Righting Wrongs

“Wrong Turn”, 43 inches by 24 inches, oils on canvas.

I recently reworked a painting from last year, “Wrong Turn”. Revising old pieces is never as satisfying as starting something new, but I often find that I learn more by the time I’ve finished. This piece was no exception!

Left: The original painting. Right: Original painting with new changes mocked up.

The biggest problem I dealt with in this piece was the two merchant characters who are having a bit of rough day. I showed this piece to some colleagues whose opinions I hold in high regard, and they all said that these characters’ poses were problematic. Too stiff, the proportions are strange and the gestures were not telling a story. I started by completely reworking their poses, and made a quick and dirty mockup in Photoshop of how it would look with those changes.

Maureen O’Hara and James Stewart in “The Rare Breed” (1966)

It can be tough to reimagine a failed painting when it holds a strong precedent in your mind. I needed to brainstorm how I could make those poses stronger, so I turned to some old books on classic Western cinematography. A good Western is all about strong composition and gestures that telegraph emotion. I knew I’d find some gold and pored through the pages looking for a distraught couple and when I came across this image, a light bulb went off in my head!

The shot from “Rare Breed” really got me started because I realized that I could channel the distress of the couple completely through the emotions of the female character. Her husband’s been shot, she’s surrounded by danger on all sides but she’s still desperately trying to protect him.
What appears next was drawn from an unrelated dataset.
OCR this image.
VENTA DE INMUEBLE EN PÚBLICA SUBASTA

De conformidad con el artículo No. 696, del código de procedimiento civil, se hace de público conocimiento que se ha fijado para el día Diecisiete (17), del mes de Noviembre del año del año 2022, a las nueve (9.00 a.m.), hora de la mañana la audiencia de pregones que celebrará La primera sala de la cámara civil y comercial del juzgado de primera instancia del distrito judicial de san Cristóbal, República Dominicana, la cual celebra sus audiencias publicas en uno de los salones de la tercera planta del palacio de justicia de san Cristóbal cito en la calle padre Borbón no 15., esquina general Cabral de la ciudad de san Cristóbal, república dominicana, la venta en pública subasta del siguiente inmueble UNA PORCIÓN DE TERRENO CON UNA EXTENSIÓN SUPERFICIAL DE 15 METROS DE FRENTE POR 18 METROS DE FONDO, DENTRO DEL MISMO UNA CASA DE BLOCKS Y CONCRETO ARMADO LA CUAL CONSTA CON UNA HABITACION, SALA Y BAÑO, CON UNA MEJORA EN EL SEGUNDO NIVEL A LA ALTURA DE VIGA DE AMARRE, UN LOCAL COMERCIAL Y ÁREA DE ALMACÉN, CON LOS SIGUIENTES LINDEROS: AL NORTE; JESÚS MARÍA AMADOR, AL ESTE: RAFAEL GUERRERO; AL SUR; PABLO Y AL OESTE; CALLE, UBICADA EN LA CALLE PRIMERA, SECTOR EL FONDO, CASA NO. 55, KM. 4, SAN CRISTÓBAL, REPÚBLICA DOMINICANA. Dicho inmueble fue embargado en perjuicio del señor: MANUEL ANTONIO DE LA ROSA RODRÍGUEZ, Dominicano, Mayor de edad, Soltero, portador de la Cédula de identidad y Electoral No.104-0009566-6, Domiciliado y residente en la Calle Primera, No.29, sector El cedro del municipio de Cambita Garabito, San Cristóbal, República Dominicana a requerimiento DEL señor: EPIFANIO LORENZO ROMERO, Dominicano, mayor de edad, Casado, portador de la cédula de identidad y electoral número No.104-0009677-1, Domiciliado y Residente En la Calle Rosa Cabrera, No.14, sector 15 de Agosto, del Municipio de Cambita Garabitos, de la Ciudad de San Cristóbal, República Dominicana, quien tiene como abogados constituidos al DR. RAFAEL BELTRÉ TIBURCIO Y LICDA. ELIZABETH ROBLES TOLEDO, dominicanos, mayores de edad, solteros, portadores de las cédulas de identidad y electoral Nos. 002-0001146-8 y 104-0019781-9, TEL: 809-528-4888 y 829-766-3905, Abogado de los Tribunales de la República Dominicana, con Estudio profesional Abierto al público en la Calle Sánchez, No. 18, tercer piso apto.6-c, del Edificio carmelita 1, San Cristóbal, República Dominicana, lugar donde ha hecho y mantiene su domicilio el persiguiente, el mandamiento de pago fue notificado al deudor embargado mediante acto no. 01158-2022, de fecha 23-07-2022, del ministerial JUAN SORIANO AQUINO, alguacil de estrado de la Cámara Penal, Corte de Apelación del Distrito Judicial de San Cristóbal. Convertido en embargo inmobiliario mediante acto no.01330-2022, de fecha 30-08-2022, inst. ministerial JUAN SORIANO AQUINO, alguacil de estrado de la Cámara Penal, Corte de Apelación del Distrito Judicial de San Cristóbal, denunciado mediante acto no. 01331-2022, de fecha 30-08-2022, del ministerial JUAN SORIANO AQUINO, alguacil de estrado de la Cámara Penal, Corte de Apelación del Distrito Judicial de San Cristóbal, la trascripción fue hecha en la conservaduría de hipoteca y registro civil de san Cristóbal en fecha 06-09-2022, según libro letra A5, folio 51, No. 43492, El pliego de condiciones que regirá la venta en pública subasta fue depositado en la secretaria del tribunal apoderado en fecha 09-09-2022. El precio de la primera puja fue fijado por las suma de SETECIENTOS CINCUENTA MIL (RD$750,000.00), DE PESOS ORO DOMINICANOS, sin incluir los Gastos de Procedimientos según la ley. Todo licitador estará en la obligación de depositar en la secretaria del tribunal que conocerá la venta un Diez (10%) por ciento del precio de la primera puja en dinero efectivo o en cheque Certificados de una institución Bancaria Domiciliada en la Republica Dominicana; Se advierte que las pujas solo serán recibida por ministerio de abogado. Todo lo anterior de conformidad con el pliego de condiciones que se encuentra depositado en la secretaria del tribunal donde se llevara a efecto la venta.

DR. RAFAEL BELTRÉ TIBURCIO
The husband is in his own private world of pain, totally unresponsive and deaf to her cries for help. I quickly put a crossbow quarrel through the heart of my husband character and positioned the wife in a protector role. Now it’s got something going on!

Compare it again to my original painting. These characters are lifeless by comparison. Their poses are oddly symmetrical and their physical separation is not adding to the overall story. At the time, I justified it to myself with the concept that they were frozen by the danger in front of them and powerless to take action. Indeed, they look frozen… and totally devoid of emotion or narrative.

Painting out those old characters made for a dark evening. It’s never fun to erase hours and hours of work but it’s the initial band-aid that has to get ripped off before healing can begin. I then printed out my sketch at the same size as my painting, taped it on and used Saral transfer paper to transfer it to my painting.

Another thing that made this painting difficult with my first pass was the ridiculously tiny scale of the figures. Painting an expressive face the size of a quarter is just really hard. Also, the canvas grain begins to work against the brush at this scale, making tiny detailed strokes harder to achieve. It’s actually a large painting, but these two characters are the smallest in the entire composition so they were the hardest to pull off. When I finally felt satisfied with how the faces were coming along, I took the above photo and posted it to social media with a triumphant caption. Nothing like the encouragement of your peers to keep on going!

I am so much happier with this painting now! As I reworked these characters, I noticed other things that needed fixing, such as details on the wagon, parts of the landscape, etc. Those got a redo as well, but the distressed couple was the lion’s share of the work. Ironically, I decided to leave the painting’s title, “Wrong Turn” the same. My own personal misstep is now a part of the piece but I went back and corrected it the best of my ability, and that has made all the difference.